Die Bedeutung von Preis-Vergleichsportalen im Internet nimmt stetig zu. Vor allem in der Autoversicherung machen sie den klassischen Vermittlern Konkurrenz. Nun gehen Versicherungsvertreter vor Gericht gegen das Portal Check24 vor.

Warum hat der Bundesverband Deutscher Versicherungskaufleute das Vergleichsportal Check24 verklagt?

Der Verband wirft dem Portal Irreführung der Verbraucher vor: Es tarne sich zwar als Preisvergleichsportal, kassiere aber Provisionen wie ein Makler. Auf den ersten Blick könnten die Kunden das jedoch nicht erkennen. Die Richter sollen klären, ob Check24 gegen das Gesetz gegen unlauteren Wettbewerb verstößt. Mit der Klage strebt der Verband einen Musterprozess an, der auch Auswirkungen auf andere Vergleichsportale haben könnte.

Hat die Klage Aussicht auf Erfolg?

Zum Prozessauftakt deutete sich das zumindest in einem Punkt an: Der Besucher der Seite müsse verstehen, dass Check24 ein Makler ist und nicht nur ein Dienstleister, der Preise vergleicht, sagte die Vorsitzende Richterin der 11. Kammer für Handelssachen, Barbara Clementi. Der Hinweis auf die Maklerrolle finde sich bislang nur in der Fußzeile und werde deshalb wohl von vielen Verbrauchern nicht gesehen. Denkbar wäre stattdessen ein Fenster, das aufblinkt, sobald sich der Nutzer die Versicherungen ansieht.

Von wem kassieren die Vergleichsportale Geld? 

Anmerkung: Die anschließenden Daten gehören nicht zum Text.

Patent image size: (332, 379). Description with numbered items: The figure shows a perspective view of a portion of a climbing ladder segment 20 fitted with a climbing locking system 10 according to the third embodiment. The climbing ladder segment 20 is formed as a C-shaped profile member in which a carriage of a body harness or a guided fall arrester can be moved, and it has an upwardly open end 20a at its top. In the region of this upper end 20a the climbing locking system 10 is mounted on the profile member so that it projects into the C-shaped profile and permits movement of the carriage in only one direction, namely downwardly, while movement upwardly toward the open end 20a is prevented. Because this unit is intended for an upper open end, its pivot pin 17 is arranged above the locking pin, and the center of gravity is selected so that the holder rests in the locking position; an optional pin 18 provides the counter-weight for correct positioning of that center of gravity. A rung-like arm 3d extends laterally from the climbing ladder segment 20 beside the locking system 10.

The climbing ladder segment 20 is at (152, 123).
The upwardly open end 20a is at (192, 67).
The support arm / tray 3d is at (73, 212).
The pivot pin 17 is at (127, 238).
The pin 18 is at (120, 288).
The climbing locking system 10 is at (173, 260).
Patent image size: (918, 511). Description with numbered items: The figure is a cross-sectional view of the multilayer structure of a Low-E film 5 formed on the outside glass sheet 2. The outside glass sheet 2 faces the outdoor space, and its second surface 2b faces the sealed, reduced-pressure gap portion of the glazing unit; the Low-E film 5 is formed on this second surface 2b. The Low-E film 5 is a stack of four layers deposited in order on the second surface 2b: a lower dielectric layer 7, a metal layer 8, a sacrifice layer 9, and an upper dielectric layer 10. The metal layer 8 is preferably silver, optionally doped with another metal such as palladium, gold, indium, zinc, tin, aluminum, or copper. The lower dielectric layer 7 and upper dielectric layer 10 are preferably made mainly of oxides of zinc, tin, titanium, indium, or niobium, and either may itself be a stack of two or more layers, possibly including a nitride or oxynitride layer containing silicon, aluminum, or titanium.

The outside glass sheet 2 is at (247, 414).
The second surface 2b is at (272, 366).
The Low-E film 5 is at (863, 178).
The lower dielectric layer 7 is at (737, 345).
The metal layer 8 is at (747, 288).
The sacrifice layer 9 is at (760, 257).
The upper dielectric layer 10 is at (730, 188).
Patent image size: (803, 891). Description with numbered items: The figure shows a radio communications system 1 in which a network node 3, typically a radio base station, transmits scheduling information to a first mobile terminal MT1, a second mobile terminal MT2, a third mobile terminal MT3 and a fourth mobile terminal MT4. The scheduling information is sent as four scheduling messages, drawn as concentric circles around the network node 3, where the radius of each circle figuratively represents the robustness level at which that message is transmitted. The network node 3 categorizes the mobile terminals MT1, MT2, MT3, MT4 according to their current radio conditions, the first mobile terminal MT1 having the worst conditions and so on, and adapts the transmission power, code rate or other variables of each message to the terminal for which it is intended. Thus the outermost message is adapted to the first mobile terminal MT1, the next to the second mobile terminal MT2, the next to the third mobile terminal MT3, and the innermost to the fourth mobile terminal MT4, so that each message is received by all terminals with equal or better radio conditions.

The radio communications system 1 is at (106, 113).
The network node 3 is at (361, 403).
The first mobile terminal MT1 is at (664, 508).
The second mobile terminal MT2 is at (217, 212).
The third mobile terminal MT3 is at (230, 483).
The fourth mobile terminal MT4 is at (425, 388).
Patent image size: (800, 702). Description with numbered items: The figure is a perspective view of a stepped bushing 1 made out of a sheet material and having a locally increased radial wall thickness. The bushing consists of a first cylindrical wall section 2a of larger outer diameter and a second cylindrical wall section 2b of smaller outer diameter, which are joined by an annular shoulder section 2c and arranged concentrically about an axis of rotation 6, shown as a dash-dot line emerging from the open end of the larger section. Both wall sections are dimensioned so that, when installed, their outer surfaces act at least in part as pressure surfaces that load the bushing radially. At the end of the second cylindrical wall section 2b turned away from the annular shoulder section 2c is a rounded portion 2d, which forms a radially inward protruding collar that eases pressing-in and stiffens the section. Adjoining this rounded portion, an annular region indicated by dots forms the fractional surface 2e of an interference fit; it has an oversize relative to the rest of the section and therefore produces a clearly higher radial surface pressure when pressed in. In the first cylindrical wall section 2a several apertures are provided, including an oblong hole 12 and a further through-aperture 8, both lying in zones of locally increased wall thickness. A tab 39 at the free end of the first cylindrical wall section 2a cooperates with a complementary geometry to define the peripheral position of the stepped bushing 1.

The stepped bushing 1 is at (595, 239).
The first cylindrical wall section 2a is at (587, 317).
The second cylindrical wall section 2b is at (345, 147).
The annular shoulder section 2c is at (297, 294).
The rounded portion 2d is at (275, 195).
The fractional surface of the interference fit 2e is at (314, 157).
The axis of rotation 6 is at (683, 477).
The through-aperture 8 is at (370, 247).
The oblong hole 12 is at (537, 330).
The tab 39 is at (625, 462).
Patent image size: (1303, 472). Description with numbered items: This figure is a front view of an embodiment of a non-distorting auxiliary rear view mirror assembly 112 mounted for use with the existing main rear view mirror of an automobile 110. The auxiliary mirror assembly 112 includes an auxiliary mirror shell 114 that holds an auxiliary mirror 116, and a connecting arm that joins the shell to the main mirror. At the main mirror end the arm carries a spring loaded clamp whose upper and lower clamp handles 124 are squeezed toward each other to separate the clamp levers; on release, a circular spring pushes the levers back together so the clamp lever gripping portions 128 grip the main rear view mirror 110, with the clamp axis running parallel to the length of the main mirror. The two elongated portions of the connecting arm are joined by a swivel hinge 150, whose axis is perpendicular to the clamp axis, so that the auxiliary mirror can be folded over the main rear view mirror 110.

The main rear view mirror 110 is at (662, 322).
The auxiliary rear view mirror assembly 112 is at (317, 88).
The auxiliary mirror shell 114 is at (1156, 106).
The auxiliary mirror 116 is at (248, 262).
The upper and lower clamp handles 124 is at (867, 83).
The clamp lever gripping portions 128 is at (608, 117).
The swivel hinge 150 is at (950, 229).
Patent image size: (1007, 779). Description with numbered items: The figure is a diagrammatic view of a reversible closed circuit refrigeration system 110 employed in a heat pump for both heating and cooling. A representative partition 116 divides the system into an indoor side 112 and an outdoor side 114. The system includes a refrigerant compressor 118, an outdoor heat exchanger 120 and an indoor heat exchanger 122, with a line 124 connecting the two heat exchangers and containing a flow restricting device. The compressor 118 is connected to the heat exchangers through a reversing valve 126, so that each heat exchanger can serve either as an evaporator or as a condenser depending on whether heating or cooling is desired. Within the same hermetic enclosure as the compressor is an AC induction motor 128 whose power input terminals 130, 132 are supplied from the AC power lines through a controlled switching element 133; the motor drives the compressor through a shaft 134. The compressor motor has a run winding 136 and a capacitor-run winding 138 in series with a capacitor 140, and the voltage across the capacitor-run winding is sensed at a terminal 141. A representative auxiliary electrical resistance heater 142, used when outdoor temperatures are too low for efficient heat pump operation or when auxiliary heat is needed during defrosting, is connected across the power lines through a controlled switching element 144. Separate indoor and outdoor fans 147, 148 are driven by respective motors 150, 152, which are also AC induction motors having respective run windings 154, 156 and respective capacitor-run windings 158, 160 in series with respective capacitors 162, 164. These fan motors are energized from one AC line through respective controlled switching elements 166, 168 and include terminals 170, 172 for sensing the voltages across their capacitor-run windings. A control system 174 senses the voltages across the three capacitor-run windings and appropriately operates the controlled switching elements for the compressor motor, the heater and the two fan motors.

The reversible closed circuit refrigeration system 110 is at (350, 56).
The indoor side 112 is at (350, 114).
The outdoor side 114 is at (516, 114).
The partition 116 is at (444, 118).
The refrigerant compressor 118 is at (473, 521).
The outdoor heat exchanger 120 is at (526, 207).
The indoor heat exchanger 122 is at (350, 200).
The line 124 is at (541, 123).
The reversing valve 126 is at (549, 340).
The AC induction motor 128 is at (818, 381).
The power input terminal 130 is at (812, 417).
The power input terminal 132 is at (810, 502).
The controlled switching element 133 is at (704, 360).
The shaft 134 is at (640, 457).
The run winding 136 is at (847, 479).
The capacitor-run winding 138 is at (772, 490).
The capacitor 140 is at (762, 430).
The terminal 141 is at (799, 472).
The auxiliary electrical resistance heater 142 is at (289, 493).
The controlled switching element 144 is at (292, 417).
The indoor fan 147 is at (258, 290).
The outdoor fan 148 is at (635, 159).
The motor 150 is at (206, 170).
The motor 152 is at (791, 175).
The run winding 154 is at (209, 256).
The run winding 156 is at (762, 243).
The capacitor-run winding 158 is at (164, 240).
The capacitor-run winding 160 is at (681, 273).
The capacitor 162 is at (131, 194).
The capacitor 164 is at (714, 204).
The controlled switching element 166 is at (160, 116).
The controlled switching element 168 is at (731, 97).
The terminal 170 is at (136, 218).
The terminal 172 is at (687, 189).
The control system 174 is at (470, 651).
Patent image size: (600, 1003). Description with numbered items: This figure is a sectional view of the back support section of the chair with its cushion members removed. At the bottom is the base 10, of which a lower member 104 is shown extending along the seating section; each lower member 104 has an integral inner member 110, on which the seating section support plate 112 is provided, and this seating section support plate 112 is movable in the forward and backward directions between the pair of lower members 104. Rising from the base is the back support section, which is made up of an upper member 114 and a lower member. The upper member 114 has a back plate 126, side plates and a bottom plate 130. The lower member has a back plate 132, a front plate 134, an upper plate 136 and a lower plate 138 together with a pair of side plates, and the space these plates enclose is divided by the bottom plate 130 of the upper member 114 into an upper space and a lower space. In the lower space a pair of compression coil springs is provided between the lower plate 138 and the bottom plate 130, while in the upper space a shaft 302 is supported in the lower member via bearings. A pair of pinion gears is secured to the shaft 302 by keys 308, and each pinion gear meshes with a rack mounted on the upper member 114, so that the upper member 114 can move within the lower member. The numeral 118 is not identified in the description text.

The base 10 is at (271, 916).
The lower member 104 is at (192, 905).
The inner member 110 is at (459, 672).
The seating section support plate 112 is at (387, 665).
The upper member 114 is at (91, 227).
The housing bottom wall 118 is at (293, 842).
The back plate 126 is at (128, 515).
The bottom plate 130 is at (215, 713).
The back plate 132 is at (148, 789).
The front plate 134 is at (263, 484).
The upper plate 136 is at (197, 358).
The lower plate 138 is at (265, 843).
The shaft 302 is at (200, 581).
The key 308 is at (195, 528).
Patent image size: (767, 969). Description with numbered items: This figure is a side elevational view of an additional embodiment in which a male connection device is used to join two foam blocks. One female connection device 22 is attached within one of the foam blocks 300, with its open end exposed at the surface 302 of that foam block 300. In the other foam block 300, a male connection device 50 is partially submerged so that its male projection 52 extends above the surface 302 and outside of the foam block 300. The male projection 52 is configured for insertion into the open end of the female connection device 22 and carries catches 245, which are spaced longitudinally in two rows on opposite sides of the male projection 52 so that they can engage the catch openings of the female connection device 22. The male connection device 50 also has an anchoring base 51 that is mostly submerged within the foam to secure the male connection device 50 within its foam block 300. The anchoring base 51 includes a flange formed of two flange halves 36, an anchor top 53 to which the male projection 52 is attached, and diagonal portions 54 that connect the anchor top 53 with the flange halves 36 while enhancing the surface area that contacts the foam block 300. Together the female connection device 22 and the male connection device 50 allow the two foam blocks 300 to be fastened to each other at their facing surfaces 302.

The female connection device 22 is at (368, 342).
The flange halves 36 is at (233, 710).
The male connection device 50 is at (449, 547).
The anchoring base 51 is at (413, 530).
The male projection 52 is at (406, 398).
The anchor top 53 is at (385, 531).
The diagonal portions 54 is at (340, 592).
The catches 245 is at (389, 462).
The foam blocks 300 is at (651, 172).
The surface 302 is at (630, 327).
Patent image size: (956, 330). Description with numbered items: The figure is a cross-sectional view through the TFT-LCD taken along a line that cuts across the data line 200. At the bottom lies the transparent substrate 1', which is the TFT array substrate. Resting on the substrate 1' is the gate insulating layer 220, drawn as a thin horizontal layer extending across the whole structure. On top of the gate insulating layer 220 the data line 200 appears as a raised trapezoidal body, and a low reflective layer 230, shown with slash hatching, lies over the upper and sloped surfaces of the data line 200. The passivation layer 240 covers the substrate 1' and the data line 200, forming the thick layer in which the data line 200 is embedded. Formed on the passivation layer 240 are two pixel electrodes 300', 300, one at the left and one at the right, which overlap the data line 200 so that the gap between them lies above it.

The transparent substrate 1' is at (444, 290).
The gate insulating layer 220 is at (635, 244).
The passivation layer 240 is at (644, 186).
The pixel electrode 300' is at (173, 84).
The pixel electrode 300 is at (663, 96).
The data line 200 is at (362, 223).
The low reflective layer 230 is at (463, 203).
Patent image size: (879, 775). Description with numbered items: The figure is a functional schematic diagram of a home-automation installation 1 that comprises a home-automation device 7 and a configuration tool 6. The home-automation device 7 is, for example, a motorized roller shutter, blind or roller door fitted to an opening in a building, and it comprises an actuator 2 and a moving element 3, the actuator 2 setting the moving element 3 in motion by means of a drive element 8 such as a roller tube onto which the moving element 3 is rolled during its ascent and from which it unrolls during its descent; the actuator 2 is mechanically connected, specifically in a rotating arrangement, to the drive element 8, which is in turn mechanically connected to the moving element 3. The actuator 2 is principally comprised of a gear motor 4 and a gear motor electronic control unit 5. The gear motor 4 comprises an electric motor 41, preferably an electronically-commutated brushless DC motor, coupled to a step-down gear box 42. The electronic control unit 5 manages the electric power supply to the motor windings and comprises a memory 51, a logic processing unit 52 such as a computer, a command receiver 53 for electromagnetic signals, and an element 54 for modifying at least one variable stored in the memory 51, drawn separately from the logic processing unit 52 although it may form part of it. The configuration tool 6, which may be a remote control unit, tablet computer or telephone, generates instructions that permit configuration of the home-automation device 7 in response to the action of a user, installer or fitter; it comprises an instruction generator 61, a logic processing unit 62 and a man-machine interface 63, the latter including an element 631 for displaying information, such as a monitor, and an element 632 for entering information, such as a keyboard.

Die Portale haben meist Verträge mit den Versicherern oder Reiseanbietern abgeschlossen, deren Leistungen sie anbieten. Für jeden Kunden, den diese über die Portale gewinnen, müssen sie Geld an die Betreiber abdrücken: Bei der Kfz-Haftpflichtversicherung zum Beispiel soll die Provision nach Angaben aus Versicherungskreisen rund 50 bis 100 Euro pro Vertrag ausmachen. Da kommt einiges zusammen: Allein in der letzten Wechselrunde für die Kfz-Haftpflichtversicherung vermittelte Check24 rund 950 000 Verträge. Nicht alle Anbieter sind bereit, mit einem Portal zusammenzuarbeiten: Die Online-Tochter des Marktführers Huk-Coburg hat sich vor wenigen Monaten von dem Vergleichsportal Verivox verabschiedet, um Geld zu sparen.

Was sagen Verbraucherschützer zu den Portalen? 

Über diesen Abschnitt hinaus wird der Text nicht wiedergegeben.